Constance V Swain as Imogen in Cymbeline. (Photo by Karl Hugh.)

Constance V Swain as Imogen in Cymbeline. (Photo by Karl Hugh.)

By Kathryn Neves

            There’s no shame in reusing plotlines—and let’s be honest, Shakespeare was a pro. You’ll find the same stories over and over throughout his canon. And that’s not a bad thing! It just makes the stories more universal. Cymbeline is a great example of a play that reuses stories, yet is unique and compelling. Cymbeline’s heroine, Imogen, goes through plenty of Shakespeare’s classic plots. Just like Shakespeare’s other heroines, Imogen is made all the more interesting for her story’s archetypes.

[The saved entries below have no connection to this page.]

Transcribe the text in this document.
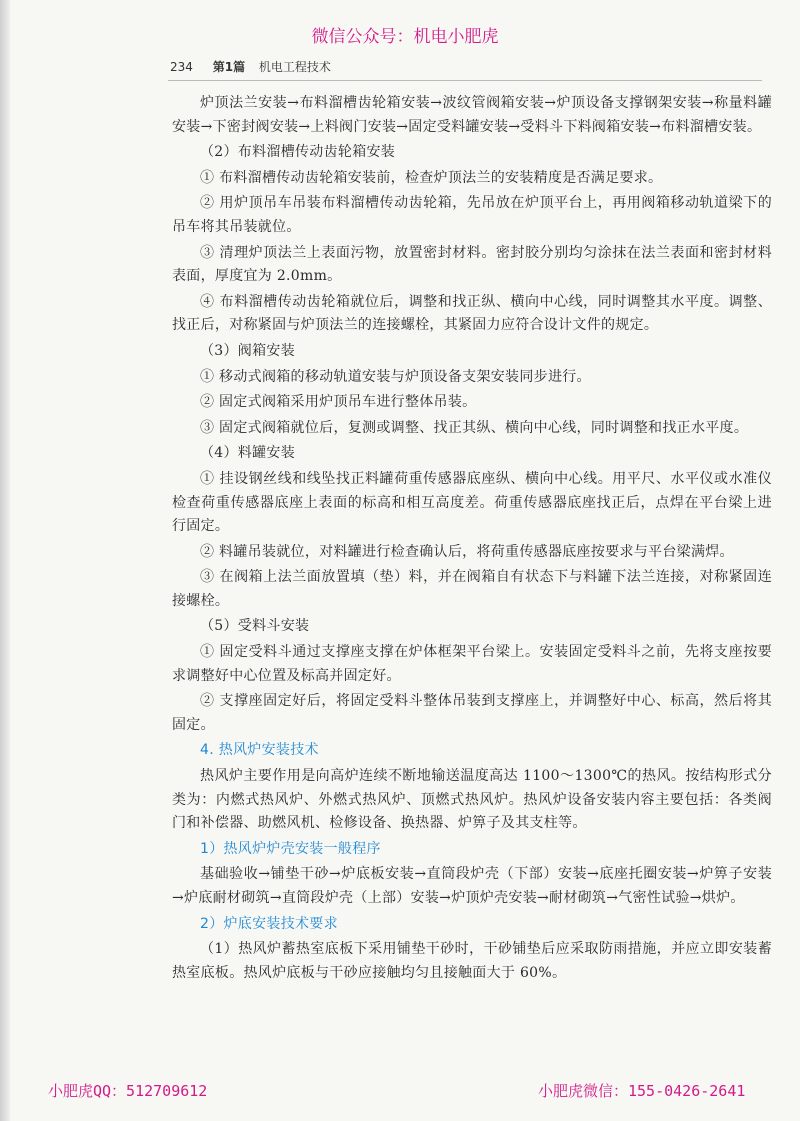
微信公众号：机电小肥虎
234 第1篇 机电工程技术

炉顶法兰安装→布料溜槽齿轮箱安装→波纹管阀箱安装→炉顶设备支撑钢架安装→称量料罐安装→下密封阀安装→上料阀门安装→固定受料罐安装→受料斗下料阀箱安装→布料溜槽安装。

（2）布料溜槽传动齿轮箱安装

① 布料溜槽传动齿轮箱安装前，检查炉顶法兰的安装精度是否满足要求。

② 用炉顶吊车吊装布料溜槽传动齿轮箱，先吊放在炉顶平台上，再用阀箱移动轨道梁下的吊车将其吊装就位。

③ 清理炉顶法兰上表面污物，放置密封材料。密封胶分别均匀涂抹在法兰表面和密封材料表面，厚度宜为 2.0mm。

④ 布料溜槽传动齿轮箱就位后，调整和找正纵、横向中心线，同时调整其水平度。调整、找正后，对称紧固与炉顶法兰的连接螺栓，其紧固力应符合设计文件的规定。

（3）阀箱安装

① 移动式阀箱的移动轨道安装与炉顶设备支架安装同步进行。

② 固定式阀箱采用炉顶吊车进行整体吊装。

③ 固定式阀箱就位后，复测或调整、找正其纵、横向中心线，同时调整和找正水平度。

（4）料罐安装

① 挂设钢丝线和线坠找正料罐荷重传感器底座纵、横向中心线。用平尺、水平仪或水准仪检查荷重传感器底座上表面的标高和相互高度差。荷重传感器底座找正后，点焊在平台梁上进行固定。

② 料罐吊装就位，对料罐进行检查确认后，将荷重传感器底座按要求与平台梁满焊。

③ 在阀箱上法兰面放置填（垫）料，并在阀箱自有状态下与料罐下法兰连接，对称紧固连接螺栓。

（5）受料斗安装

① 固定受料斗通过支撑座支撑在炉体框架平台梁上。安装固定受料斗之前，先将支座按要求调整好中心位置及标高并固定好。

② 支撑座固定好后，将固定受料斗整体吊装到支撑座上，并调整好中心、标高，然后将其固定。

4. 热风炉安装技术

热风炉主要作用是向高炉连续不断地输送温度高达 1100～1300℃的热风。按结构形式分类为：内燃式热风炉、外燃式热风炉、顶燃式热风炉。热风炉设备安装内容主要包括：各类阀门和补偿器、助燃风机、检修设备、换热器、炉箅子及其支柱等。

1）热风炉炉壳安装一般程序

基础验收→铺垫干砂→炉底板安装→直筒段炉壳（下部）安装→底座托圈安装→炉箅子安装→炉底耐材砌筑→直筒段炉壳（上部）安装→炉顶炉壳安装→耐材砌筑→气密性试验→烘炉。

2）炉底安装技术要求

（1）热风炉蓄热室底板下采用铺垫干砂时，干砂铺垫后应采取防雨措施，并应立即安装蓄热室底板。热风炉底板与干砂应接触均匀且接触面大于 60%。

小肥虎QQ：512709612	小肥虎微信：155-0426-2641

            One plot that comes up a lot in Shakespeare’s works involves a heroine dressing as a man in order to accomplish a goal. Rosalind, Viola, and Portia are all great examples. Rosalind dresses as Ganymede to protect herself and her cousin, Celia. Viola dresses as Cesario to work for Duke Orsino. Portia disguises as Balthazar to save Antonio. And, in Cymbeline, Imogen dresses as a young boy named Fidele to escape the wrath of her husband, Posthumus. Imogen, like the others, is a proactive heroine. She saves herself; she takes control of her own destiny—an important trait in a heroine, to be sure.

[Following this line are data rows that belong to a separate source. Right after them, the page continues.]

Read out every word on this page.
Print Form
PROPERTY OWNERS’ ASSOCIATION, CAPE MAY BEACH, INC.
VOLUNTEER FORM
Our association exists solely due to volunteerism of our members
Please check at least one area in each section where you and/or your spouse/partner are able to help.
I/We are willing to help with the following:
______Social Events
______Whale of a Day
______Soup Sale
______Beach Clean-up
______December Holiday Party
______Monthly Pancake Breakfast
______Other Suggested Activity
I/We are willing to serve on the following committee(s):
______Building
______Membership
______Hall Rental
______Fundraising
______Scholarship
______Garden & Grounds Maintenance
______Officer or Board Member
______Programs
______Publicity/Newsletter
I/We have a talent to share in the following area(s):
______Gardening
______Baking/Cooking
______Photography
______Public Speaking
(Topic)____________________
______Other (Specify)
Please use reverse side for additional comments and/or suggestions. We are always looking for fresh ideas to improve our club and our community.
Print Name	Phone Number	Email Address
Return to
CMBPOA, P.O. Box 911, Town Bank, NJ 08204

            Shakespeare also really liked the idea of bringing people back to life. Throughout his plays, many heroines “die,” only to be revived at a crucial moment in the play. This revival adds a sort of emotional climax to the plays; whether moments of rejoicing or sorrow, “coming back to life” is an important plot point in many of Shakespeare’s plays. There are a few examples. Juliet comes to mind; she takes a potion and “dies,” only to be revived toward the end of the play (too late, unfortunately). Then there’s Hero, from Much Ado About Nothing; she fakes her death in order to teach her fiancé, Claudio, a lesson. The Winter’s Tale’s Hermione collapses at her trial, is declared dead, and returns in the end to be reunited with her husband. Imogen is no exception. During Cymbeline, she is “poisoned” by her evil stepmother; like Shakespeare’s other heroines, she seems to be dead, until she suddenly awakens—as it turns out, the “poison” was a sleeping potion.

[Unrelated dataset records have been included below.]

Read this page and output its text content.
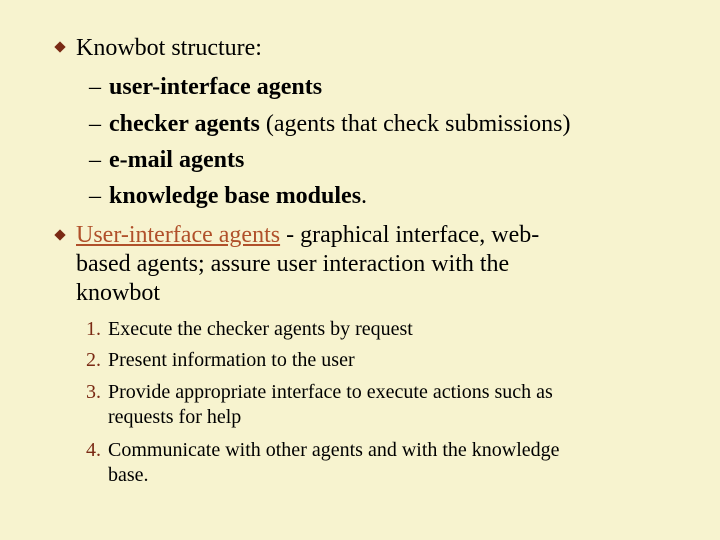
Knowbot structure:
– user-interface agents
– checker agents (agents that check submissions)
– e-mail agents
– knowledge base modules.
User-interface agents - graphical interface, web-
based agents; assure user interaction with the
knowbot
1. Execute the checker agents by request
2. Present information to the user
3. Provide appropriate interface to execute actions such as
requests for help
4. Communicate with other agents and with the knowledge
base.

            Finally, the very crux of Cymbeline is a plot that Shakespeare used often, and effectively. Imogen is framed for being unfaithful to her husband; she is falsely accused and punished unfairly. Othello comes to mind in this instance; Desdemona, another of Shakespeare’s beloved heroines, is accused of infidelity, and murdered by her jealous husband. Then, there’s Hero again—her fiancé accuses her of being unfaithful, and breaks off the wedding at the altar. And once again we have Hermione; her husband Leonatus believes that she had an affair with his best friend, and imprisons her. However, these heroines eventually prove their innocence and live happily ever after (with the exception of Desdemona, unfortunately). Like the others, Imogen is a faithful and constant heroine.

            Cymbelineis one of Shakespeare’s finest, full of stories we all know and love. Like Shakespeare’s other heroines, Imogen is complex and well-rounded. She may be at the center of plenty of reused stories; but if anything, she’s a more compelling character because of it. Her story may be recycled—but it’s no less universal.